То, что людей подобного сорта может связывать с театром, ни для кого не секрет, а в данном случае — и подавно. У Эразма до сих пор звучали в ушах слова, которые Буртье обронил за чаем у Сыровацки: «Ба! Да это жемчужина нашего театра мадемуазель Ирина Белль, она же — прекраснейший цветок княжеской оранжереи на Циркусплац».
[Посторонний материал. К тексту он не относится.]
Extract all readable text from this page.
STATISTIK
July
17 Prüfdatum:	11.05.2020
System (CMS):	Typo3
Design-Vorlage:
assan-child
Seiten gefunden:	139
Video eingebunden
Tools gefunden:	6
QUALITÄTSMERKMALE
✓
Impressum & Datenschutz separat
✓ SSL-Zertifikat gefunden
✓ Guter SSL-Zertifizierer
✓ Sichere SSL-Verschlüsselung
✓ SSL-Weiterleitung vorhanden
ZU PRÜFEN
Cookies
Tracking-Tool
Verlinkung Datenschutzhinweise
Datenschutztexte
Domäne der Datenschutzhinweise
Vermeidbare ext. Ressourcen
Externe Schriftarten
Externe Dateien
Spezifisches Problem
Как только этот пошляк появлялся в зрительном зале и Эразм вспоминал его слова, он вынужден был вцепляться руками в режиссерский пульт, чтобы унять ревность, которая едва не лишала его рассудка и, толкая к непоправимой горячности, подмывала вышвырнуть вон незваного гостя.
Правда, Ирина говорила, что ни в грош не ставит его, и давала ему это понять в самых недвусмысленных выражениях, но с другой стороны — она и сама признавала это, — Ирина была до крайности импульсивна. К тому же все знали, что Буртье частенько наведывается к ней — посидеть за чашкой чая, разумеется, в присутствии матери. Эразм, сгорающий от любви к этой маленькой Магдалине, покоя не знал, покуда обер-гофмейстер собственной персоной или в воображении стоял перед его глазами.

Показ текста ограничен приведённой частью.